Constantly training puts your body under a large amount of stress. Over time, it is common to go into stages of overtraining. This puts your body at a higher risk for injury among many other things. Put simply, your body needs time to recover otherwise you won’t keep seeing increases in performance.
There are a few ways to monitor recovery. The one that Force Barbell takes advantage of the most is BioForce HRV (heart rate variability). Without going into too much detail, BioForce HRV allows us to objectively measure the readiness of an athlete to train. Rather than just asking “How are you feeling?” we have data that tells us whether the athlete is good to go all out, needs to train at a reduced intensity, or just needs to go home and sleep.

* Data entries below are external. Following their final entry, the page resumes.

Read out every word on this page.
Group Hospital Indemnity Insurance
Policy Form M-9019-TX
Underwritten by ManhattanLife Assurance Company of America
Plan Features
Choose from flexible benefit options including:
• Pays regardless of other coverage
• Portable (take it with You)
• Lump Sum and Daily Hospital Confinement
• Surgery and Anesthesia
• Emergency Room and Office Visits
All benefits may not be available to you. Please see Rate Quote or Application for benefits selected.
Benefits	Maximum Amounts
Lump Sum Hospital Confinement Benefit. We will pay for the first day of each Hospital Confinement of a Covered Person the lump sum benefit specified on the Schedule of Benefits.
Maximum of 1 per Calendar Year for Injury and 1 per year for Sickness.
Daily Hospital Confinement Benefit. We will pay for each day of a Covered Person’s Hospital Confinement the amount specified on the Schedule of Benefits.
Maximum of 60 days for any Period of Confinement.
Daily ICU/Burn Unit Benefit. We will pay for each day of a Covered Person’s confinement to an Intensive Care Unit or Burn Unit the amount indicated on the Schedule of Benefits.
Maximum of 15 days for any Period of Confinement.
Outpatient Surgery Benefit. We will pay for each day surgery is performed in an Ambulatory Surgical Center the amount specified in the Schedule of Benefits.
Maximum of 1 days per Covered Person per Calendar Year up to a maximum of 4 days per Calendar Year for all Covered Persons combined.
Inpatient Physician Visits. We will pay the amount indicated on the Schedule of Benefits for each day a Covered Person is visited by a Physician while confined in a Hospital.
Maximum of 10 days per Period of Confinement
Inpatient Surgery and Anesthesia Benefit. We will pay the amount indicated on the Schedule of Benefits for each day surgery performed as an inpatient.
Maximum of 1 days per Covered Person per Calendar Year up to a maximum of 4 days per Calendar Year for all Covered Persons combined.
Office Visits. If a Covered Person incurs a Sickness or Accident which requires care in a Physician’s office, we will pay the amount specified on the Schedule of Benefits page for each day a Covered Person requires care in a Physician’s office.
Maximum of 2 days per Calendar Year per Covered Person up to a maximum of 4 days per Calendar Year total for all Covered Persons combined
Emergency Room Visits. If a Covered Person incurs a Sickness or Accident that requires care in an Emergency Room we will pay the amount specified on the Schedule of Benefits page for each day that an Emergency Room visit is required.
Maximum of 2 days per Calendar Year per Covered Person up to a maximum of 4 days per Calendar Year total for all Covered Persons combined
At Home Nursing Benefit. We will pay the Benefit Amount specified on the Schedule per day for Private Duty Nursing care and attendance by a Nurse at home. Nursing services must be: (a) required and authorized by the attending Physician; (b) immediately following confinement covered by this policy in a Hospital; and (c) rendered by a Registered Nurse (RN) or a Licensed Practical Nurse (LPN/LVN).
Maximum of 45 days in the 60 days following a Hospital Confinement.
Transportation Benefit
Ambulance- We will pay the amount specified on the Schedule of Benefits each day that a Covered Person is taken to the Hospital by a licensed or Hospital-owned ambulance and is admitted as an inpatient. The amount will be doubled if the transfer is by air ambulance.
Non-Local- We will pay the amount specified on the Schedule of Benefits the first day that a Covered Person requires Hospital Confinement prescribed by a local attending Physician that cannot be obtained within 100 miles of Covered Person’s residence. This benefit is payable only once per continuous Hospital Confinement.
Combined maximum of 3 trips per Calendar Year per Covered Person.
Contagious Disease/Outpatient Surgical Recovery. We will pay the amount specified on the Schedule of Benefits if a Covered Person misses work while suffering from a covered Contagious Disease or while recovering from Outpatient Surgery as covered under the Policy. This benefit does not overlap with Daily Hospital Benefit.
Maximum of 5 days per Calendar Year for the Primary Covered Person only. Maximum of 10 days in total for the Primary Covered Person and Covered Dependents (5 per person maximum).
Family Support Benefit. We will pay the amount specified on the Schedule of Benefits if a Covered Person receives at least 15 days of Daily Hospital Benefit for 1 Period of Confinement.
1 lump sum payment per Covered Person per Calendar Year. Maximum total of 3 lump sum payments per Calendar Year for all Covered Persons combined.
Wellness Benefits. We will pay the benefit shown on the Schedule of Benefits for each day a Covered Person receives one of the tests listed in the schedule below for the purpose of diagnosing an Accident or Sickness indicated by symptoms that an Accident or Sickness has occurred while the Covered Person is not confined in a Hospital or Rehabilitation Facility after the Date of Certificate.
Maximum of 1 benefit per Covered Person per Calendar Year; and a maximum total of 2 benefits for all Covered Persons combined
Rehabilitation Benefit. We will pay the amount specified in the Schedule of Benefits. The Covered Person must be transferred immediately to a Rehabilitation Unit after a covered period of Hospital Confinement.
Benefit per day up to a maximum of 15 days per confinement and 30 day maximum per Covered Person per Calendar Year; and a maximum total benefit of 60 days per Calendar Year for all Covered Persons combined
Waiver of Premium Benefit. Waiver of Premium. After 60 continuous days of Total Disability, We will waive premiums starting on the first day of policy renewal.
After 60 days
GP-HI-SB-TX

We can also use something called the Tendo unit. With this, we can measure the speed at which the bar is moving. If we know that you are moving a certain weight at a certain speed when you come in one week, then the next week you can only move 20 pounds less than that at that same speed, there is a good chance you are fatigued. Seeing that objective data, the coach can determine what the athlete should do; either train at a reduced intensity or just take the day off.
By monitoring recovery, we are focusing on the most important aspect of training. Keep in mind that more is not always better. Even in CrossFit, you need the mentality that everyone needs a break every once in a while. Recovery is part of the training process. Training doesn’t end with the last rep of the last set. Doing a workout just to do a workout is not what is going to get you the best results. By allowing your body to recover and having a solid training program you will recover faster, feel better, increase performance and keep competing for years to come.